Hier hat der Stadtrat eingegriffen und sich entschieden, zwei dieser imposanten Grüfte zu erhalten. Die Renovierung der Hausladen- und der Lindnergruft kostete insgesamt 8000 Euro. Die Hausladengruft bietet jetzt Platz für 20 Urnen, die dort in der Erde beigesetzt werden können.

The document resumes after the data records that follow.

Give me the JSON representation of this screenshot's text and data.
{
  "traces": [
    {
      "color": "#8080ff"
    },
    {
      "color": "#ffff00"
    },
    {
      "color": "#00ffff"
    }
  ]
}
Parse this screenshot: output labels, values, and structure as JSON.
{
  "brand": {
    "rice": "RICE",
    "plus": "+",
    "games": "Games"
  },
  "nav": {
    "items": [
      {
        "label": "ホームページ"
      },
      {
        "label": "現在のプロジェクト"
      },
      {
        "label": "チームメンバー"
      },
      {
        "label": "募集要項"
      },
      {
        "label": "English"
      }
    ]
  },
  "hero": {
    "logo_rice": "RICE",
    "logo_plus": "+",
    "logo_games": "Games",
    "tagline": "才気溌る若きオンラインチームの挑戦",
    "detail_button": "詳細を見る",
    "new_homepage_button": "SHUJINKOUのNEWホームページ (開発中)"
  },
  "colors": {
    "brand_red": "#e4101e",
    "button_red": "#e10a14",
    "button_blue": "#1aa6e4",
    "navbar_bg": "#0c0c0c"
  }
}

Auf kleinen Grabsteinen werden zusätzlich die Namen der Verstorbenen angebracht. Anders die Situation bei der Lindnergruft an der alten Friedhofsmauer. Hier bietet ein unterirdisches Regalsystem Platz für die Asche von bis zu 30 Verstorbenen. "Das sind Bauten mit einem starken Charakter", beschreibt Bürgermeister Franz Stahl die Ruhestätten. Die Pflege der Grabmäler übernimmt in beiden Fällen das Friedhofspersonal. Des Weiteren entsteht auf dem Gelände des Friedhofes ein neuer Betriebshof. Dort soll ein kleiner Schuppen zur Unterbringung und Lagerung von Material und Geräten gebaut werden. Optisch wird der Bereich durch Hecken und Sträucher von den Grabstätten abgegrenzt.

Die 34 000 Euro teuere Maßnahme soll noch in diesem Jahr abgeschlossen werden.